Some British parents actively seek an international school, thinking their children will thus be plugged into a global network of wealthy and high-achieving young people.
Janette Wallis of the Good Schools Guide says some parents, but certainly not all, get jittery when the foreign contingent exceeds 10 per cent. But foreign parents equally don’t want to send their children to go to Britain to be surrounded by other foreigners.
She says a genuinely international mix tends to work very well, but there can be problems when one nationality dominates. She cites Sevenoaks School, which took a deliberate decision to become international years before other schools were forced to do so by collapsing fee revenues. It is now about 25 per cent foreign, which many schools regard as too high.
‘But Sevenoaks’s internationalism is absolutely no deterrent to the British parents. The school does extremely well and is heavily oversubscribed,’ says Ms Wallis. The key there seems to be the genuine mix of nationalities with quite a strong representation of Germans and Italians.
The problem is that too many schools are now irretrievably plugged into what Ms Wallis calls a ‘dependence on the international gravy train of the global elite’.

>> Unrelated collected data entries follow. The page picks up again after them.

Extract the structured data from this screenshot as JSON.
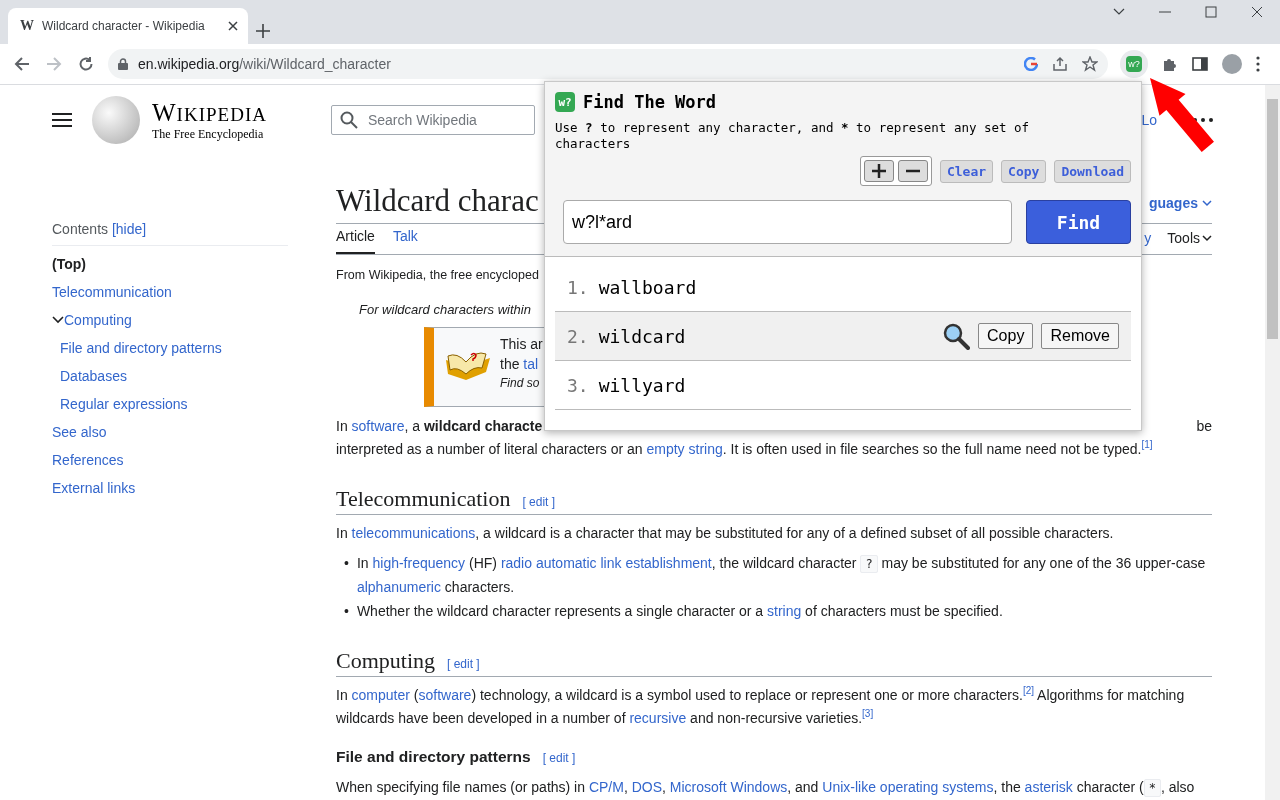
{
  "browser": {
    "favicon_letter": "W",
    "extension_badge": "w?",
    "tab_title": "Wildcard character - Wikipedia",
    "url_host": "en.wikipedia.org",
    "url_path": "/wiki/Wildcard_character"
  },
  "wiki_header": {
    "wordmark": "WIKIPEDIA",
    "tagline": "The Free Encyclopedia",
    "search_placeholder": "Search Wikipedia",
    "login": "Lo"
  },
  "toc": {
    "title": "Contents",
    "hide": "[hide]",
    "items": [
      {
        "label": "(Top)",
        "selected": true
      },
      {
        "label": "Telecommunication",
        "selected": false
      },
      {
        "label": "Computing",
        "selected": false,
        "expanded": true,
        "children": [
          {
            "label": "File and directory patterns",
            "selected": false
          },
          {
            "label": "Databases",
            "selected": false
          },
          {
            "label": "Regular expressions",
            "selected": false
          }
        ]
      },
      {
        "label": "See also",
        "selected": false
      },
      {
        "label": "References",
        "selected": false
      },
      {
        "label": "External links",
        "selected": false
      }
    ]
  },
  "article": {
    "title": "Wildcard charac",
    "languages": "guages",
    "tabs": [
      {
        "label": "Article",
        "selected": true
      },
      {
        "label": "Talk",
        "selected": false
      }
    ],
    "history": "y",
    "tools": "Tools",
    "tagline": "From Wikipedia, the free encycloped",
    "hatnote": "For wildcard characters within",
    "notice": {
      "line_1": "This ar",
      "line_2_text": "the ",
      "line_2_link": "tal",
      "line_3": "Find so"
    },
    "intro": {
      "line_1": [
        {
          "kind": "text",
          "text": "In "
        },
        {
          "kind": "link",
          "text": "software"
        },
        {
          "kind": "text",
          "text": ", a "
        },
        {
          "kind": "bold",
          "text": "wildcard characte"
        }
      ],
      "line_1_end": "be",
      "line_2": [
        {
          "kind": "text",
          "text": "interpreted as a number of literal characters or an "
        },
        {
          "kind": "link",
          "text": "empty string"
        },
        {
          "kind": "text",
          "text": ". It is often used in file searches so the full name need not be typed."
        },
        {
          "kind": "sup",
          "text": "[1]"
        }
      ]
    },
    "sections": [
      {
        "kind": "h2",
        "heading": "Telecommunication",
        "edit": "[ edit ]",
        "paragraph": [
          {
            "kind": "text",
            "text": "In "
          },
          {
            "kind": "link",
            "text": "telecommunications"
          },
          {
            "kind": "text",
            "text": ", a wildcard is a character that may be substituted for any of a defined subset of all possible characters."
          }
        ],
        "bullets": [
          {
            "marker": "•",
            "segments": [
              {
                "kind": "text",
                "text": "In "
              },
              {
                "kind": "link",
                "text": "high-frequency"
              },
              {
                "kind": "text",
                "text": " (HF) "
              },
              {
                "kind": "link",
                "text": "radio automatic link establishment"
              },
              {
                "kind": "text",
                "text": ", the wildcard character "
              },
              {
                "kind": "code",
                "text": "?"
              },
              {
                "kind": "text",
                "text": " may be substituted for any one of the 36 upper-case "
              },
              {
                "kind": "link",
                "text": "alphanumeric"
              },
              {
                "kind": "text",
                "text": " characters."
              }
            ]
          },
          {
            "marker": "•",
            "segments": [
              {
                "kind": "text",
                "text": "Whether the wildcard character represents a single character or a "
              },
              {
                "kind": "link",
                "text": "string"
              },
              {
                "kind": "text",
                "text": " of characters must be specified."
              }
            ]
          }
        ]
      },
      {
        "kind": "h2",
        "heading": "Computing",
        "edit": "[ edit ]",
        "paragraph": [
          {
            "kind": "text",
            "text": "In "
          },
          {
            "kind": "link",
            "text": "computer"
          },
          {
            "kind": "text",
            "text": " ("
          },
          {
            "kind": "link",
            "text": "software"
          },
          {
            "kind": "text",
            "text": ") technology, a wildcard is a symbol used to replace or represent one or more characters."
          },
          {
            "kind": "sup",
            "text": "[2]"
          },
          {
            "kind": "text",
            "text": " Algorithms for matching wildcards have been developed in a number of "
          },
          {
            "kind": "link",
            "text": "recursive"
          },
          {
            "kind": "text",
            "text": " and non-recursive varieties."
          },
          {
            "kind": "sup",
            "text": "[3]"
          }
        ]
      },
      {
        "kind": "h3",
        "heading": "File and directory patterns",
        "edit": "[ edit ]",
        "paragraph": [
          {
            "kind": "text",
            "text": "When specifying file names (or paths) in "
          },
          {
            "kind": "link",
            "text": "CP/M"
          },
          {
            "kind": "text",
            "text": ", "
          },
          {
            "kind": "link",
            "text": "DOS"
          },
          {
            "kind": "text",
            "text": ", "
          },
          {
            "kind": "link",
            "text": "Microsoft Windows"
          },
          {
            "kind": "text",
            "text": ", and "
          },
          {
            "kind": "link",
            "text": "Unix-like operating systems"
          },
          {
            "kind": "text",
            "text": ", the "
          },
          {
            "kind": "link",
            "text": "asterisk"
          },
          {
            "kind": "text",
            "text": " character ("
          },
          {
            "kind": "code",
            "text": "*"
          },
          {
            "kind": "text",
            "text": ", also"
          }
        ]
      }
    ]
  },
  "extension_popup": {
    "badge": "w?",
    "title": "Find The Word",
    "description": [
      {
        "kind": "text",
        "text": "Use "
      },
      {
        "kind": "bold",
        "text": "?"
      },
      {
        "kind": "text",
        "text": " to represent any character, and "
      },
      {
        "kind": "bold",
        "text": "*"
      },
      {
        "kind": "text",
        "text": " to represent any set of characters"
      }
    ],
    "tools": [
      "Clear",
      "Copy",
      "Download"
    ],
    "query": "w?l*ard",
    "find_label": "Find",
    "results": [
      {
        "number": "1.",
        "word": "wallboard",
        "hovered": false
      },
      {
        "number": "2.",
        "word": "wildcard",
        "hovered": true
      },
      {
        "number": "3.",
        "word": "willyard",
        "hovered": false
      }
    ],
    "row_actions": [
      "Copy",
      "Remove"
    ]
  }
}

Many country boarding schools cannot revert to their traditional role of offering a spartan but solid education to the children of rectors (though a surprising number of bursaries for the clergy can still be found on school websites). Health and safety burdens, rising teacher salaries and pension contributions, and the facilities arms race, have combined to push fees permanently beyond the reach of the indigenous middle classes.
Meanwhile, European integration, globalisation, and the rise of the BRIC economies provide a ready new pool of parents ready to plug the gap, and the balance has permanently shifted.
When the wheel turns and the Chinese, Russians, and Nigerians weary of their English experience, those second- and third-tier schools will be beached like a whale amid the theatres, music centres and hockey pitches, and then they will close down, having betrayed the dreams of the men and women who founded them.
In the meantime, the rest of us can only wonder who among us would choose a school which thought our son might be the sort of chap who would use a trouser press.